|Short Description:||Comparative Native Title Law &|
|Faculty or Section :||Faculty of Business, Education, Law and Arts|
|School or Department :||School of Law and Justice|
|Student contribution band :||Band 4|
|ASCED code :||090900 - Law|
|Grading basis :||Graded|
|Version produced :||5 March 2021|
Pre-requisite: (LAW5111 and LAW5112) or Students must be enrolled in one of the following Programs: LLBH or LLMC
Students are required to have access to a personal computer, e-mail capabilities and Internet access to UConnect. Current details of computer requirements can be found at http://www.usq.edu.au/current-students/support/computing/hardware.
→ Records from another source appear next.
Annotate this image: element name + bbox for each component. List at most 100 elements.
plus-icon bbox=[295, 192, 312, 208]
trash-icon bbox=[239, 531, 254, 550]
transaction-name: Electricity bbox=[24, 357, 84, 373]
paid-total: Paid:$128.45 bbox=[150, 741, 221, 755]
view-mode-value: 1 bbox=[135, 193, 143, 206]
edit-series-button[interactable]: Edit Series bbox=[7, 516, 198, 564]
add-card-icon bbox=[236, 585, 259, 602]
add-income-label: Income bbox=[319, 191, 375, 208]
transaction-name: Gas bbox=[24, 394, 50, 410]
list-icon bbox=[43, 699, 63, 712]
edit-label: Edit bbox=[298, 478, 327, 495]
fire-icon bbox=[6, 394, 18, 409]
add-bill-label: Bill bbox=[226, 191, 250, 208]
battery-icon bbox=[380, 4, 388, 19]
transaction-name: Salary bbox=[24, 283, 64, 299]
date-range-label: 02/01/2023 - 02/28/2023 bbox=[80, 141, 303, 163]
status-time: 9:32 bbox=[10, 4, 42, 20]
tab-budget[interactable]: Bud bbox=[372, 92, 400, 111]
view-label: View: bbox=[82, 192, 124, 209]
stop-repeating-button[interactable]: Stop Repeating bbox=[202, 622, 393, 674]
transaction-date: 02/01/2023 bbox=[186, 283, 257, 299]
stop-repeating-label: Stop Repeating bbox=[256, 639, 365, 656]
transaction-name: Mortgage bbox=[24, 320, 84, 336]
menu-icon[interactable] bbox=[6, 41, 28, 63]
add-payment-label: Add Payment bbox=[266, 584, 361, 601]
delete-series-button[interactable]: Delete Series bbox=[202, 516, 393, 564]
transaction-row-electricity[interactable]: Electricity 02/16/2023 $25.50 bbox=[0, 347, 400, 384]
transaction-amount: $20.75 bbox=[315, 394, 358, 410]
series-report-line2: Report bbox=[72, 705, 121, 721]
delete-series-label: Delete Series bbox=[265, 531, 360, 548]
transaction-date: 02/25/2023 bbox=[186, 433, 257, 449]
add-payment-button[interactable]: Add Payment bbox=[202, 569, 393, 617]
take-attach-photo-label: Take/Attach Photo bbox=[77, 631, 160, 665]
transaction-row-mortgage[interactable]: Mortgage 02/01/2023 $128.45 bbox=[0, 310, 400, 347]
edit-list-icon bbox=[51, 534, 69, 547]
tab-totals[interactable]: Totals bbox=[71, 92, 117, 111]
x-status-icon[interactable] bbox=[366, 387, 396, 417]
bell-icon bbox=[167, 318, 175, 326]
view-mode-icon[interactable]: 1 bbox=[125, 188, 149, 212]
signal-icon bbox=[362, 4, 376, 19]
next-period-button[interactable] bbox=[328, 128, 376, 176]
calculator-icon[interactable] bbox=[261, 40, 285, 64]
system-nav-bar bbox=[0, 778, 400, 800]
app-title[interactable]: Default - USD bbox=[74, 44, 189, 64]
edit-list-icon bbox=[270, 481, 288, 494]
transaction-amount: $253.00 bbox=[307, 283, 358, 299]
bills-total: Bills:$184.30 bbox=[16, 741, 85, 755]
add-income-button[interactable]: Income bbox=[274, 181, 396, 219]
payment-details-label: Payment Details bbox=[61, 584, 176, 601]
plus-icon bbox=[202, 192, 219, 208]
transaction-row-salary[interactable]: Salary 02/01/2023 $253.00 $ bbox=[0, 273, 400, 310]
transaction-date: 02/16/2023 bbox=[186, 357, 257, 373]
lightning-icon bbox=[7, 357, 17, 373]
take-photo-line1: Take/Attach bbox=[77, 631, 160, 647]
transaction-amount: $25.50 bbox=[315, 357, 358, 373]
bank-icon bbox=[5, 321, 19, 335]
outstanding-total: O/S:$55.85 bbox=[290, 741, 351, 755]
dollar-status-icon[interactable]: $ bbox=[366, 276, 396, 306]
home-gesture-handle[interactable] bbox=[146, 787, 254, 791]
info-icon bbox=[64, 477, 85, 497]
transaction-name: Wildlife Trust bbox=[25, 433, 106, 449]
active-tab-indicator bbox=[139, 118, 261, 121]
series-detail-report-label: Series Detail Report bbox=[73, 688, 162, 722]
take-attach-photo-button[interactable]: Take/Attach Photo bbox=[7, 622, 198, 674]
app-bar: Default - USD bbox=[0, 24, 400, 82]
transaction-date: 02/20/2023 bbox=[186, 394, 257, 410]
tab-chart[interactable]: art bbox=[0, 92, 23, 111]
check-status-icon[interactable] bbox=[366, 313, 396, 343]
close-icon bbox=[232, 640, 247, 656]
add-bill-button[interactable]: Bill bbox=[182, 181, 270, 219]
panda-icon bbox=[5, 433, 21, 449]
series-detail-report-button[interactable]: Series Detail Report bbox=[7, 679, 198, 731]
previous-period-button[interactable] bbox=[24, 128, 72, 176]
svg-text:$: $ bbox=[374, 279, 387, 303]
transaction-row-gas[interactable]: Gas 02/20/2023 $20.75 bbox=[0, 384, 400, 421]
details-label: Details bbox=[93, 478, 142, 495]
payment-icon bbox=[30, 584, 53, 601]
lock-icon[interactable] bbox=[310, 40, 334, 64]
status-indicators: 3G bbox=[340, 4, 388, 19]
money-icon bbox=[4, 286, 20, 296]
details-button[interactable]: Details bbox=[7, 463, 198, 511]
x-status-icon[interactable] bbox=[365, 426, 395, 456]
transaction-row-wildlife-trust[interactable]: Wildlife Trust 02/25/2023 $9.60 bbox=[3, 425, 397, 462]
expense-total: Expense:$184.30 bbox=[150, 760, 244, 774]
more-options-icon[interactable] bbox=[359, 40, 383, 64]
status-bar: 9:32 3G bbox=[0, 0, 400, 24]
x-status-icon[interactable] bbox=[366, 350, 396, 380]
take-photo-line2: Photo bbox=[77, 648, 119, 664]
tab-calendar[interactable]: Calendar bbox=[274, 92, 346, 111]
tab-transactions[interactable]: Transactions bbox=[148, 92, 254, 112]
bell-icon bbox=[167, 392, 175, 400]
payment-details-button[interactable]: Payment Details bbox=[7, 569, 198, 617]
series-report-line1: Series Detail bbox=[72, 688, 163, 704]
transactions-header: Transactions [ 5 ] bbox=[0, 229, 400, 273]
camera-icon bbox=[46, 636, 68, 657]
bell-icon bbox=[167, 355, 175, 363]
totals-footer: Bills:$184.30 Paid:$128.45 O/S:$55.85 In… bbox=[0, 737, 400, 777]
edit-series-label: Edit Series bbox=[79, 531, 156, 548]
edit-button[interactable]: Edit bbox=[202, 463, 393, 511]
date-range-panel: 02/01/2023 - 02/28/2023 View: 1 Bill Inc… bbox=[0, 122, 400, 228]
This course constructs a chronology of the recognition and refinement of the concept of native title in Australia, and intersperses with this an exploration of the relevant legal history in the US, Canada and New Zealand. It examines the Australian legal landscape prior to the watershed Mabo (No2) decision, critically re-examines that decision and its implications, and explores the essence of the parallel but much longer legal histories in other key countries - in the process providing a case study in comparative methodology. The course then returns to Australia, examining the initial federal legislative response in the Native Title Act 1993 (Cth), the succeeding critical Australian cases on extinguishment and ultimately proof and content, the evolution of the federal legislation, and the pattern of agreement making across the country. It concludes with a close exploration of key contemporary controversies and initiatives in the field.